Samantha Blankenship, the director of JAR, gives her speech. (Photo courtesy of Jasz Garrett/KINY)
Juneau, Alaska (KINY) – Saturday night was Juneau Animal Rescue’s biggest fundraising event of the year at Centennial Hall, from 6-9pm.
Tickets were $50 and all proceeds went to the animals.
Crazy hair was encouraged.
Dinner, beer and wine were included.
A silent auction was also held, including desserts and donations from several local businesses.
People were able to participate in a photo booth and photos will be posted on Juneau Animal Rescue’s Facebook page.
Samantha Blankenship, the executive director of Juneau Animal Rescue, gave a speech, including information about their organization’s services.
“Our animal-related services help keep our animals safe. Every individual service we provide is important to us, whether it’s housing homeless animals and finding new loving homes, protecting animals, safe and lost animals until we can find their owners and pick them up back home We also offer doggy day care and dog boarding services We don’t currently offer cat shelters not because we don’t like cats we love cats of course we just have enough from our own cats to “If you’re not going to your regular vet, come see us on Tuesday. We’re also proud to say that with the addition of Dr. Ward to the Juneau Animal Rescue team this fall, we’ll be spaying and neutering will offer.”
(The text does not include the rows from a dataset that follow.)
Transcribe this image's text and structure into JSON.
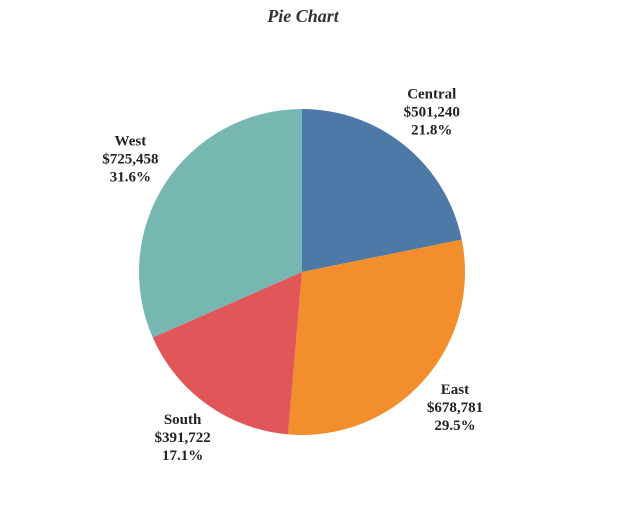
{
  "chart_data": {
    "type": "pie",
    "title": "Pie Chart",
    "categories": [
      "Central",
      "East",
      "South",
      "West"
    ],
    "values": [
      501240,
      678781,
      391722,
      725458
    ],
    "value_labels": [
      "$501,240",
      "$678,781",
      "$391,722",
      "$725,458"
    ],
    "percents": [
      21.8,
      29.5,
      17.1,
      31.6
    ],
    "percent_labels": [
      "21.8%",
      "29.5%",
      "17.1%",
      "31.6%"
    ],
    "colors": [
      "#4e79a7",
      "#f28e2b",
      "#e15759",
      "#76b7b2"
    ]
  }
}
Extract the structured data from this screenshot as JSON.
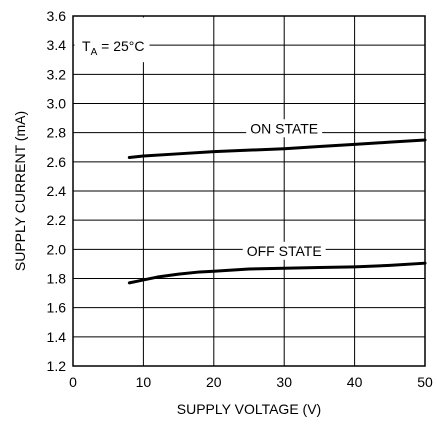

Juneau Animal Rescue always provides spay and neuter services for their adopted animals, but this fall will see the return of spay and neuter services to the general public, in light of the city’s shortage of veterinarians.
When asked what their current “catpacity” is, Blankenship had this to say.
“It’s been over 100 cats since April 1. We’ve got about 55 animals in foster care now. 55 cats. So we’ve had a tremendous flow of support. We’ve had a lot of cats go to foster homes, and we appreciate the outpouring of support. We are not back with all of our foster parents yet, but we appreciate their support. We continue to see an influx of cats. So one day, well, we only got eight cats on Friday. We appreciate the community support. But we are also still looking for people who specifically want to adopt. I think we have enough adoption requests at the moment. But right now we are only looking for people who may have considered adopting an animal, or another animal to their small group, and now is the time.”
Juneau Animal Rescue waives an adoption fee for anyone age 62 or older who adopts a cat age 10 or older,
Blankenship expressed pride and gratitude for everything JAR has done over the past 59 years and summed up the ‘Hairball’ event.
“Our shelter started out as a small shed under the bridge of the Gastineau Canal. I’ve been working in the shelter for 13 years, but it’s a truly incredible legacy to inherit, and we hope to get the shelter ready for the next 59 years So we’ve come a long way and I think we still have a long way to go But we’re very proud of the work we’ve done as long as we’re doing it This is our about 11 silent auction So we’ve got them in different capacities over different years. They’ve gotten bigger and better every year. This is our biggest annual fundraiser. We couldn’t keep it in 2021 because of COVID 19. So we’re excited to be back and we appreciate the support from the community so wonderful from all the contributors and the sponsors and of course the people who attended tonight. And all the money raised tonight will go back to the animals that Juneau Animal Rescue serves here in our community.”
Andy Nelson commented on his recent promotion.
“Since 2016 I was an animal protection officer and about a month ago I took on the position of deputy director. It is basically managing the shelter, I do daily chores with that, meet the staff, make sure everything runs smoothly. Currently “We have all hands on deck with adoptions at this point. Lots of animals in foster care and more are going out. Many of the people who are now fostering and hoping to adopt. Lots of people are making sure the animal is right for their homes.”
Nelson answered a question about issues that animal protection has been dealing with recently.
“Summer is always the highlight for them, we have a lot of animals in general. A lot of times that happens because it’s summer, so parents are at work and kids are at home with the animals, and they go out that way. We “We’ve had a lot of animals put into homes in the early years of the pandemic and we’re seeing a lot of animals with behavior problems, aggression problems and an influx of bite cases. So people are getting bitten more often, or their animals are being bitten, because of these untrained animals from the pandemic.”
Nelson also shared his excitement at the in-person fundraiser being back.
“We’ve had to do virtual fundraisers for the past few years. So it’s nice to come back in person and do it. It’s really nice to see everyone and you know, the support we’ve got from Juneau. It’s overwhelming and it’s fantastic and everyone seems to be having a good time and we love to see that, and it’s all for the animals.”
Above: Ericka Lee sings while Tom Locher, who has played the piano for 55 years, accompanies her. Below: Blankenship mentioned that this cat that has been in the shelter since April has been there the longest. ‘Birdie’, whether or not still up for adoption. (Photo courtesy of Juneau Animal Rescue.)